To provide indications for single anterior rod instrumentation for the treatment of adolescent idiopathic scoliosis and demonstrate effectiveness in properly selected cases.
Posterior multisegmented dual rod instrumentation is the most commonly used instrumentation for the surgical treatment of adolescent idiopathic scoliosis. The issue of longer fusion levels and inability to correct hypokyphosis with posterior instrumentation continues to be debated in the literature. Anterior instrumentation has the ability in certain curve patterns to preserve distal and proximal levels as well as correct thoracic hypokyphosis.

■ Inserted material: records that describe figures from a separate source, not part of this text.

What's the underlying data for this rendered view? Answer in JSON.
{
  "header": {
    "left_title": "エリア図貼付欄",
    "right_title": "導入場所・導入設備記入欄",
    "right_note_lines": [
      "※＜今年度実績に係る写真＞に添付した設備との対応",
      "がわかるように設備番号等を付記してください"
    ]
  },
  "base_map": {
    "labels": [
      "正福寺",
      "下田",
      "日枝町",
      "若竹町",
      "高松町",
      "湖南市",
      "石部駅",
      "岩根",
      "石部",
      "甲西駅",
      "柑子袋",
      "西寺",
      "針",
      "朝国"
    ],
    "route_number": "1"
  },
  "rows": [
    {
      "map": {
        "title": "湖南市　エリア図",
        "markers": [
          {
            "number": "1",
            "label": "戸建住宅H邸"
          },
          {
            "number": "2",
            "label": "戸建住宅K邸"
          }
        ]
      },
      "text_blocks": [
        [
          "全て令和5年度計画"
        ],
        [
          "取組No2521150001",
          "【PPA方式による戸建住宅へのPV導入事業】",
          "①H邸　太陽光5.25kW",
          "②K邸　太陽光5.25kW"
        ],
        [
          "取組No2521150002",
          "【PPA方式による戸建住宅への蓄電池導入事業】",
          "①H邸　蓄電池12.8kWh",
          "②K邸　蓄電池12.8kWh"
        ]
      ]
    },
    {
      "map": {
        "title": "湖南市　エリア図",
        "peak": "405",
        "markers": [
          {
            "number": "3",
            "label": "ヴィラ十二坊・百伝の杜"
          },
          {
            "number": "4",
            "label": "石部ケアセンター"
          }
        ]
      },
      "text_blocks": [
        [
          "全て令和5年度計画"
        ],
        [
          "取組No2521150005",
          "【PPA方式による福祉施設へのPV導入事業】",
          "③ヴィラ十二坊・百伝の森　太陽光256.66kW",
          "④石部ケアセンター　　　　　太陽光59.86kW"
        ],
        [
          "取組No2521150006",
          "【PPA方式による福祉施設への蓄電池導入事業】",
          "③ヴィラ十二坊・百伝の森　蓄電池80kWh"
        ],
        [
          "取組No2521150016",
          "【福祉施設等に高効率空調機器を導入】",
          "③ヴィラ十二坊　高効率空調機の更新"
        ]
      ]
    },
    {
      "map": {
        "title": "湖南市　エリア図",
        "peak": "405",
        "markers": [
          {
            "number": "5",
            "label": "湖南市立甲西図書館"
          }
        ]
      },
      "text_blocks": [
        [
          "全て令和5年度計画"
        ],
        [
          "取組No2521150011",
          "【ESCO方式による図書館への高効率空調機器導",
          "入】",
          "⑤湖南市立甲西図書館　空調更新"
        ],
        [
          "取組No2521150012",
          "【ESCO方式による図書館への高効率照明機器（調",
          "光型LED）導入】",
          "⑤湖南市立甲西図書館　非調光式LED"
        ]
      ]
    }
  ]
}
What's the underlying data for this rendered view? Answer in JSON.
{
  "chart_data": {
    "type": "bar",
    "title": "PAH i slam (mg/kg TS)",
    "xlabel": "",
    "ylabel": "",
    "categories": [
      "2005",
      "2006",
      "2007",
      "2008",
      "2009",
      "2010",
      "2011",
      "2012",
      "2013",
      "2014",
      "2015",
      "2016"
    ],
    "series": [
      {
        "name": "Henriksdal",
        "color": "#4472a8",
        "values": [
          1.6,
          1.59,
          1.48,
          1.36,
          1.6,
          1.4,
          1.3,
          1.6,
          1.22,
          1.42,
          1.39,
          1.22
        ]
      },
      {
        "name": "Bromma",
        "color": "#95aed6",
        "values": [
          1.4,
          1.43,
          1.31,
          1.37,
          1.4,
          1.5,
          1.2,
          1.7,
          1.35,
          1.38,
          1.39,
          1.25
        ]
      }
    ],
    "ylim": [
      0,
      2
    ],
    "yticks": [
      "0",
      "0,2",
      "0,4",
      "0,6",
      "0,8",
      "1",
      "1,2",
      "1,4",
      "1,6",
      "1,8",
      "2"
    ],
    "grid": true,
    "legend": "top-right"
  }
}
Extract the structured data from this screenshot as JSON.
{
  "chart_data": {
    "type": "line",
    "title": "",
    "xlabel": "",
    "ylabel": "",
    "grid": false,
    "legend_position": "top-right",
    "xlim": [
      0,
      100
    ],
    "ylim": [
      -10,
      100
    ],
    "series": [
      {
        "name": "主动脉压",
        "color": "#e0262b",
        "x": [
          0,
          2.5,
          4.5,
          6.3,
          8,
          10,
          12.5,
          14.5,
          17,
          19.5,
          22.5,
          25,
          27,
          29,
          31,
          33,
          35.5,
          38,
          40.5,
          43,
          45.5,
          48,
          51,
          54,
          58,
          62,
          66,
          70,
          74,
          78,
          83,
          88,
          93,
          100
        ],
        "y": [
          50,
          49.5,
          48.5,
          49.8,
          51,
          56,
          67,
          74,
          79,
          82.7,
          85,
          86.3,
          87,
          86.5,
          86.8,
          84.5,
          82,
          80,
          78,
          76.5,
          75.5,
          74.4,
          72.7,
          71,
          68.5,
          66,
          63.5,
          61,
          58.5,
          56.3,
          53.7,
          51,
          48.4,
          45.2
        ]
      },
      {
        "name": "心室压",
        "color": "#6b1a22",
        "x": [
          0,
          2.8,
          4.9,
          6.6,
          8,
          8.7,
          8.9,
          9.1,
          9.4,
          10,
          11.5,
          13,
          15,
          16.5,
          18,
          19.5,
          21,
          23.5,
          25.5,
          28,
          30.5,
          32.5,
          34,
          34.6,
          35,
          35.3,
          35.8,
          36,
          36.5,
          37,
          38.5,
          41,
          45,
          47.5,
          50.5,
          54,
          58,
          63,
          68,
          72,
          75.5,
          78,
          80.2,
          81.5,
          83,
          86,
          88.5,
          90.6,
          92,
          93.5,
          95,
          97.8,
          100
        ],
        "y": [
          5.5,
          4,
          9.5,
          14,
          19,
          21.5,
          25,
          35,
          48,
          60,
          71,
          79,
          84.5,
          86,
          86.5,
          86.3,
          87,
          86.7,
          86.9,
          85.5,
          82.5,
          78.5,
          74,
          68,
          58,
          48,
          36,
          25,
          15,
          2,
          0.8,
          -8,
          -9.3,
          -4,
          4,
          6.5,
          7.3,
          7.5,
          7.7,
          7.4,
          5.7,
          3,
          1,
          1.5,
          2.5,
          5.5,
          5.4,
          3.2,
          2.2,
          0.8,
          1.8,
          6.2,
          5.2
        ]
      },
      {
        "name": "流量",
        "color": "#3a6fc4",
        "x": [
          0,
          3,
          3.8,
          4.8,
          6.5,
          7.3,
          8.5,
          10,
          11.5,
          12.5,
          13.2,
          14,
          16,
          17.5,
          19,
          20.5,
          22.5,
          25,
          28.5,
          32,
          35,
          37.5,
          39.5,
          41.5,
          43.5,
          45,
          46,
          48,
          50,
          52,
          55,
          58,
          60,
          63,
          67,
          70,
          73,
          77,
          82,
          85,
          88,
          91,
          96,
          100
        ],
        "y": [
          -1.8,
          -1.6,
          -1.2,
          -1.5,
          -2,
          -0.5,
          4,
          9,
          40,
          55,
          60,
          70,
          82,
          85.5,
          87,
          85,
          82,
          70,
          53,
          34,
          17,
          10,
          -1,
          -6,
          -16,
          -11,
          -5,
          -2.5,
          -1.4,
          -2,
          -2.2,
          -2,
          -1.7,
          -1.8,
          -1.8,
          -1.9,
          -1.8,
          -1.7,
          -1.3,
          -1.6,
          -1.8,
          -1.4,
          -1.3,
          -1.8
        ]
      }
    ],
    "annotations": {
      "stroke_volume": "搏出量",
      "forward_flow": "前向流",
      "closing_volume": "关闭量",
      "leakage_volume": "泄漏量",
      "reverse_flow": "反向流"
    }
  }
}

A brief discussion of the Lenke adolescent idiopathic scoliosis classification system is presented. Surgical treatment options for each of the curve types are discussed in detail.
Single-rod anterior instrumentation for adolescent idiopathic scoliosis will predictably save levels in Type I curves without hyperkyphosis as well as Type 5 curves; however, it is usually contraindicated in Type 2, Type 4, and Type 6 curves. Single-rod anterior instrumentation can occasionally be utilized in Type 3 curves if the magnitude of the lumbar curve is significantly less than the thoracic curve and the flexibility of the lumbar curve approaches 25 degrees on the side-bending radiograph.
Single-rod anterior instrumentation will often saved one to three distal fusion levels when treating isolated major thoracic, thoracolumbar, or lumbar curves. Fusion levels should include upper to lower Cobb levels. Additionally, anterior single-rod instrumentation because its kyphogenic nature will predictably correct hypokyphosis of the thoracic spine.